Le vampire ne lâchait pas l’affaire. C’en était intriguant. Selon lui, si Adelaïde m’avait demandé de vivre à sa place il fallait que je sois une intégrale copie d’elle, allant même jusqu’à prendre ses goûts et ses objectifs, son caractère et ses idéaux. Mais cette jeune fille, je la connaissais mieux que personne, elle était la maîtresse avec qui j’avais été le plus en symbiose jusqu’alors. Et pour cela, je savais pertinemment que ce n’était pas l’ordre qu’elle m’avait donné. Du moins pas exactement.

Le vampire m’expliqua ensuite pourquoi il tenait tant à changer mon rôle. Mon comportement lui était, d’après ses dires, nostalgique. Similaire à ce qu’il avait ressenti lors des débuts de sa vie d’immortel, où il ne pouvait trouver sa propre place. Je doutais néanmoins que cela soit aussi fort que la seule réelle émotion dont je disposais…
Mais plus important, et plus grave, il se disait lié à moi. Ou du moins ressentait-il les choses de cette manière. Il ne voulait pas que je me « rabaisse ». Il voulait que je sois « bien plus ». Mais était-ce se rabaisser que de m’impliquer entièrement dans le rôle que j’avais choisis ? Et me rabaisser par rapport à quoi ? C’étaient là des notions humaines, qui ne pouvaient s’appliquer à mon être. La nature est peuplée de bien des choses, certaines sont hautes dans la chaîne alimentaire, d’autres tout en bas, et le parallélisme est vrai pour la société humaine. Si on supprime le bas de la chaîne/de l’échelle sociale, le haut s’écroule. Y’avait-il vraiment  une notion de hiérarchie ? De haut et de bas ?
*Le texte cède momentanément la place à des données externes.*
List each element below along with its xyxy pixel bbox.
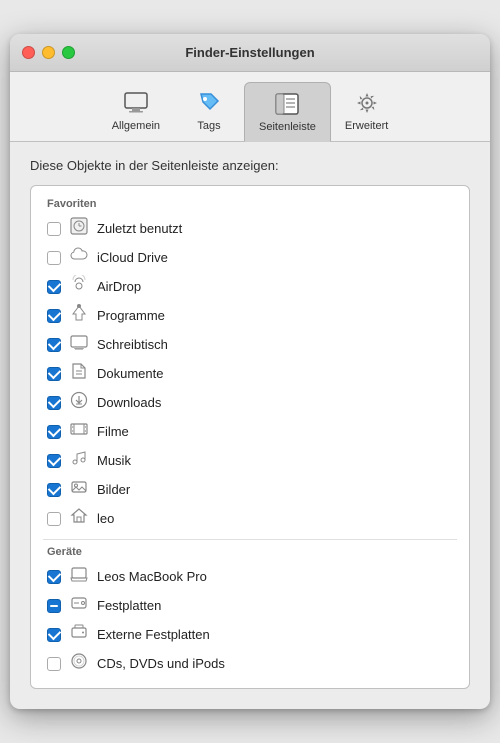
- list-item: Filme: [43, 417, 457, 446]
- ext-festplatten-icon: [69, 623, 89, 646]
- filme-icon: [69, 420, 89, 443]
- erweitert-icon: [352, 88, 382, 118]
- item-label-leo: leo: [97, 511, 114, 526]
- item-label-icloud: iCloud Drive: [97, 250, 168, 265]
- programme-icon: [69, 304, 89, 327]
- list-item: Externe Festplatten: [43, 620, 457, 649]
- seitenleiste-icon: [272, 89, 302, 119]
- item-label-downloads: Downloads: [97, 395, 161, 410]
- item-label-airdrop: AirDrop: [97, 279, 141, 294]
- checkbox-bilder[interactable]: [47, 483, 61, 497]
- macbook-icon: [69, 565, 89, 588]
- traffic-lights: [22, 46, 75, 59]
- group-label-geraete: Geräte: [47, 546, 457, 558]
- window: Finder-Einstellungen Allgemein: [10, 34, 490, 709]
- list-item: leo: [43, 504, 457, 533]
- downloads-icon: [69, 391, 89, 414]
- list-item: Dokumente: [43, 359, 457, 388]
- checkbox-festplatten[interactable]: [47, 599, 61, 613]
- checkbox-dokumente[interactable]: [47, 367, 61, 381]
- icloud-icon: [69, 246, 89, 269]
- separator: [43, 539, 457, 540]
- checkbox-zuletzt[interactable]: [47, 222, 61, 236]
- group-label-favoriten: Favoriten: [47, 198, 457, 210]
- checkbox-musik[interactable]: [47, 454, 61, 468]
- zuletzt-icon: [69, 217, 89, 240]
- close-button[interactable]: [22, 46, 35, 59]
- dokumente-icon: [69, 362, 89, 385]
- tags-icon: [194, 88, 224, 118]
- maximize-button[interactable]: [62, 46, 75, 59]
- tab-erweitert[interactable]: Erweitert: [331, 82, 402, 141]
- airdrop-icon: [69, 275, 89, 298]
- item-label-cds: CDs, DVDs und iPods: [97, 656, 225, 671]
- section-title: Diese Objekte in der Seitenleiste anzeig…: [30, 158, 470, 173]
- checkbox-schreibtisch[interactable]: [47, 338, 61, 352]
- item-label-dokumente: Dokumente: [97, 366, 163, 381]
- list-item: AirDrop: [43, 272, 457, 301]
- list-item: iCloud Drive: [43, 243, 457, 272]
- list-item: Musik: [43, 446, 457, 475]
- schreibtisch-icon: [69, 333, 89, 356]
- allgemein-icon: [121, 88, 151, 118]
- toolbar: Allgemein Tags Se: [10, 72, 490, 142]
- checkbox-cds[interactable]: [47, 657, 61, 671]
- tab-tags[interactable]: Tags: [174, 82, 244, 141]
- festplatten-icon: [69, 594, 89, 617]
- checkbox-ext-festplatten[interactable]: [47, 628, 61, 642]
- list-item: Downloads: [43, 388, 457, 417]
- item-label-festplatten: Festplatten: [97, 598, 161, 613]
- item-label-bilder: Bilder: [97, 482, 130, 497]
- checkbox-programme[interactable]: [47, 309, 61, 323]
- checkbox-downloads[interactable]: [47, 396, 61, 410]
- leo-icon: [69, 507, 89, 530]
- list-item: Programme: [43, 301, 457, 330]
- item-label-ext-festplatten: Externe Festplatten: [97, 627, 210, 642]
- item-label-musik: Musik: [97, 453, 131, 468]
- list-item: Schreibtisch: [43, 330, 457, 359]
- tab-seitenleiste[interactable]: Seitenleiste: [244, 82, 331, 142]
- musik-icon: [69, 449, 89, 472]
- checkbox-macbook[interactable]: [47, 570, 61, 584]
- list-item: Leos MacBook Pro: [43, 562, 457, 591]
- item-label-zuletzt: Zuletzt benutzt: [97, 221, 182, 236]
- tab-seitenleiste-label: Seitenleiste: [259, 121, 316, 133]
- sidebar-panel: Favoriten Zuletzt benutzt: [30, 185, 470, 689]
- list-item: Zuletzt benutzt: [43, 214, 457, 243]
- item-label-macbook: Leos MacBook Pro: [97, 569, 207, 584]
- titlebar: Finder-Einstellungen: [10, 34, 490, 72]
- minimize-button[interactable]: [42, 46, 55, 59]
- bilder-icon: [69, 478, 89, 501]
- checkbox-icloud[interactable]: [47, 251, 61, 265]
- tab-tags-label: Tags: [197, 120, 220, 132]
- list-item: Festplatten: [43, 591, 457, 620]
- checkbox-leo[interactable]: [47, 512, 61, 526]
- checkbox-airdrop[interactable]: [47, 280, 61, 294]
- tab-allgemein[interactable]: Allgemein: [98, 82, 174, 141]
- window-title: Finder-Einstellungen: [185, 45, 314, 60]
- content: Diese Objekte in der Seitenleiste anzeig…: [10, 142, 490, 709]
- tab-allgemein-label: Allgemein: [112, 120, 160, 132]
- list-item: CDs, DVDs und iPods: [43, 649, 457, 678]
- item-label-schreibtisch: Schreibtisch: [97, 337, 168, 352]
- tab-erweitert-label: Erweitert: [345, 120, 388, 132]
- item-label-programme: Programme: [97, 308, 165, 323]
- cds-icon: [69, 652, 89, 675]
- item-label-filme: Filme: [97, 424, 129, 439]
- checkbox-filme[interactable]: [47, 425, 61, 439]
- list-item: Bilder: [43, 475, 457, 504]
Non. Tout était utile, chaque place était primordiale pour le fonctionnement du monde/de la société. Il n’y avait que les humains et Alaya pour imaginer un placement vertical des choses, alors que Gaïa les avait originairement posées horizontalement.  Il n’y avait que les hiérarchies militaires et divines qui avaient de l’importance dans l’ordre des choses. 

Mais tout ceci devrait attendre la fin du rituel. Celui-ci fût plus impressionnant que certains actes de haute-thaumaturgie dont j’avais été témoin, mais surtout… plus « invasif » que ce que je ne l’avais anticipé.

La douleur n’était qu’une impulsion électrique destinée à alerter le cerveau d’une anomalie. En créant un réseau nerveux d’une certaine manière, il était possible de recevoir cette information sans qu’elle ne soit encombrante. Après tout, mon corps n’était qu’une coquille, une enveloppe imaginaire que je fabriquais et possédais. Des nerfs ? Ils étaient connectés à un point névralgique bien moins sophistiqué qu’un véritable cerveau. Il ne faisait que recevoir les pics nerveux, les transformer en onde mentale, puis les transférer à mon Centre. Et réciproquement.  
Recevoir un coup physique n’était qu’un petit choc, quelque chose qui m’affectait légèrement sans réellement me contrarier, à moins qu’ils ne soient particulièrement puissants et/ou répétés, auquel cas mon Centre avait de faibles risques de ne pas supporter le traumatisme et de se fendre, menant à mon évanouissement, ou de se briser, menant à ma mort.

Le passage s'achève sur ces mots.